I really am still researching Second Life. But only every other day, to prevent addiction.
It's very addictive. It's one of those things, for me, where I come home from work, sit down to play in SL for a little while, and the next thing I know it's midnight. It is good, I think, to have such a powerful pastime on one's life, as long as it doesn't take over.
The UU Church of Second Life is getting a lot of publicity, too. Apparently there will soon be an article in USA Today, and in a week or so in the on-line UU world. I was interviewed for the latter, and will make a link here when the story appears.
I volunteered to lead an in-world (second life world, that is) covenant group on Monday evening, instantly had 6 participants, and we had a discussion that left me with some insights. Hopefully the same for others. At the end, there were several attempts to get the Avitars to hug or hold hands, and it really felt good when we managed it. It was a very real connection we made in that hour, and they wanted to symbolize it with real movement. (they also wanted to go on talking, which presumably they did. I had to go.)
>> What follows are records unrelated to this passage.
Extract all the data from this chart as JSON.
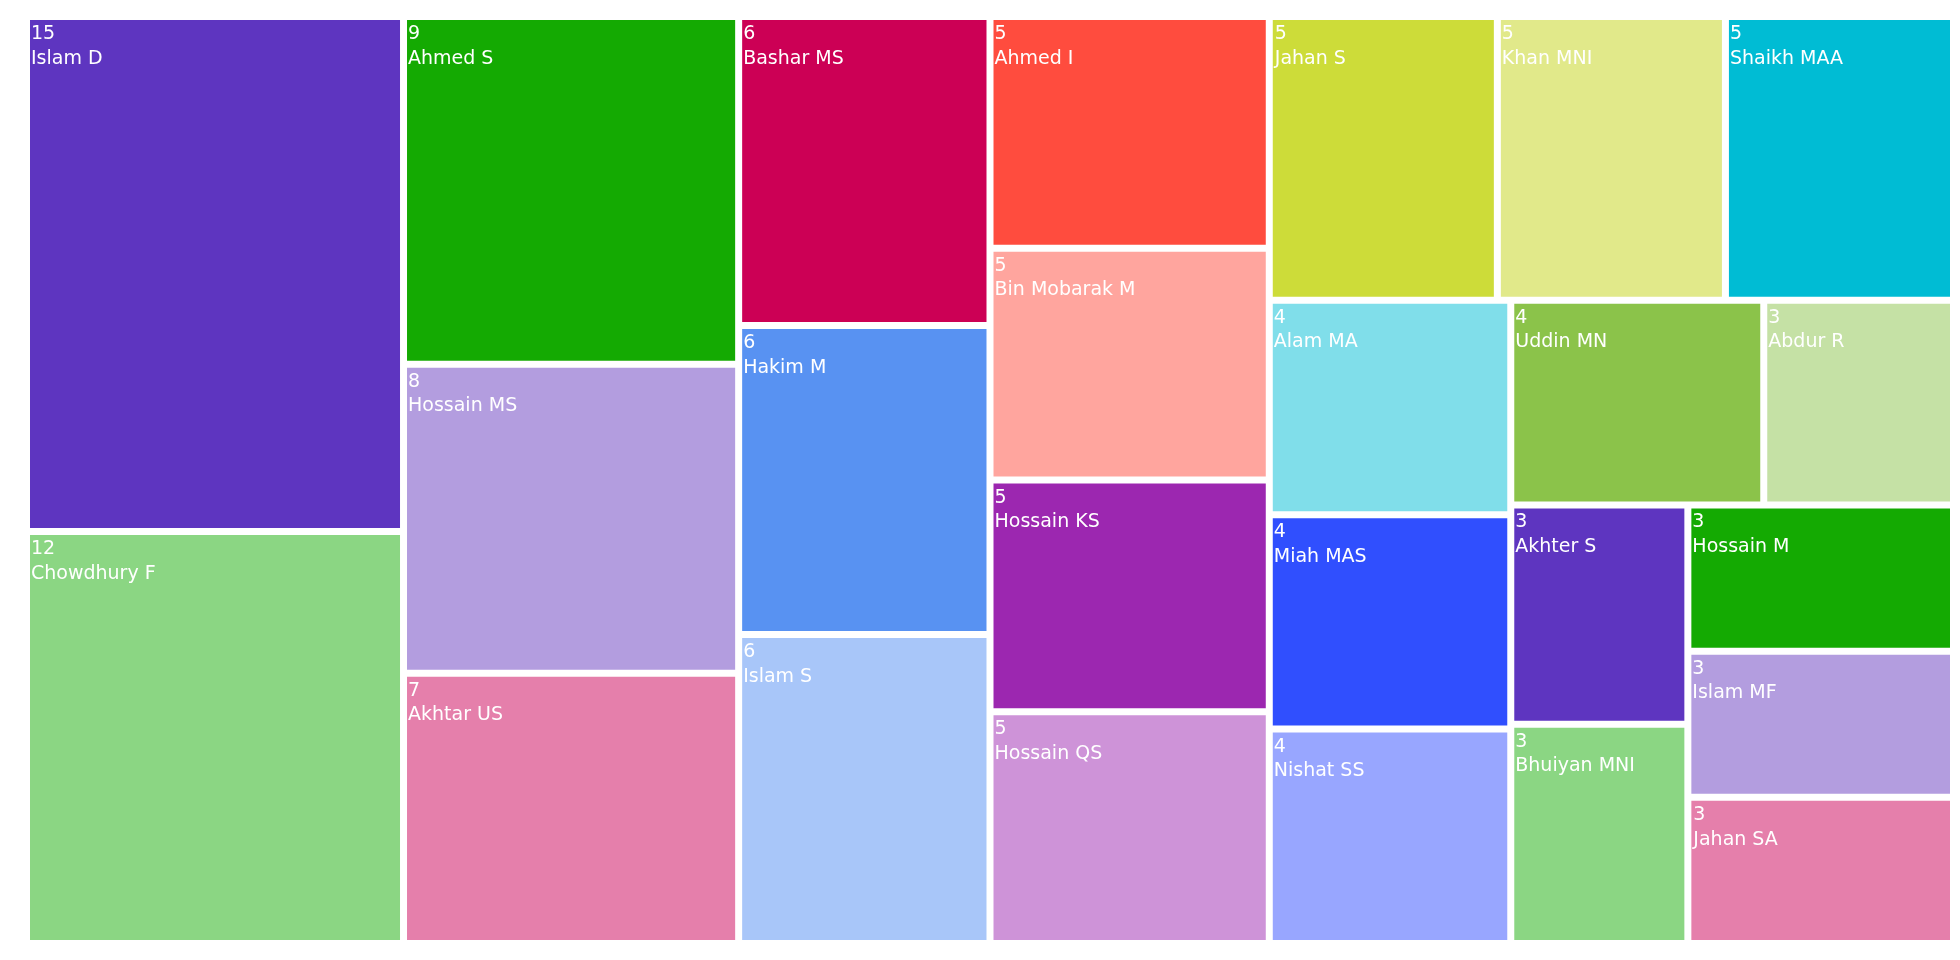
{
  "chart_data": {
    "type": "other",
    "data_labels": true,
    "categories": [
      "Islam D",
      "Chowdhury F",
      "Ahmed S",
      "Hossain MS",
      "Akhtar US",
      "Bashar MS",
      "Hakim M",
      "Islam S",
      "Ahmed I",
      "Bin Mobarak M",
      "Hossain KS",
      "Hossain QS",
      "Jahan S",
      "Khan MNI",
      "Shaikh MAA",
      "Alam MA",
      "Miah MAS",
      "Nishat SS",
      "Uddin MN",
      "Abdur R",
      "Akhter S",
      "Bhuiyan MNI",
      "Hossain M",
      "Islam MF",
      "Jahan SA"
    ],
    "values": [
      15,
      12,
      9,
      8,
      7,
      6,
      6,
      6,
      5,
      5,
      5,
      5,
      5,
      5,
      5,
      4,
      4,
      4,
      4,
      3,
      3,
      3,
      3,
      3,
      3
    ],
    "colors": [
      "#5e35c0",
      "#8bd683",
      "#14aa02",
      "#b39ddf",
      "#e57fab",
      "#cc0055",
      "#5892f2",
      "#a8c6f9",
      "#ff4c3e",
      "#ffa59e",
      "#9c27b0",
      "#ce93d8",
      "#cddc39",
      "#e1e98a",
      "#00bcd4",
      "#80deea",
      "#304ffe",
      "#98a6ff",
      "#8bc34a",
      "#c5e1a5",
      "#5e35c0",
      "#8bd683",
      "#14aa02",
      "#b39ddf",
      "#e57fab"
    ]
  }
}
I was asked today what the spirituality of Second Life was, and what occurred to me is that there is a spirituality of good conversation and real connection with people, and that spirituality is not in the least dependent on whether the connection happens in person, by letter, or by playing with avitars in virtual reality. That real connection means that things like group moments of silence have all the extra power they do at church. Secondly there's a kind of analogy between Sl and Rl and Sl and spiritual reality that gives SL religious activities special power.
The entry into Second Life has a steep learning curve; moving, talking, creating, seeing...you have to learn to do it all. You are forever getting completely lost, your camera focused into nothingness, you can't tell the black sky from your black shoe, and on it goes. You're not often quite sure where you are or what you are supposed to be doing.
Learning to pray was a lot like that for me, actually. The Spiritual life is about as "virtual" as a world can come, and I'm mostly lost there, wondering what I am supposed to be doing, as well. Camera always out of focus. Steep learning curve. But in the end, a sense that, despite all appearances, it is really real.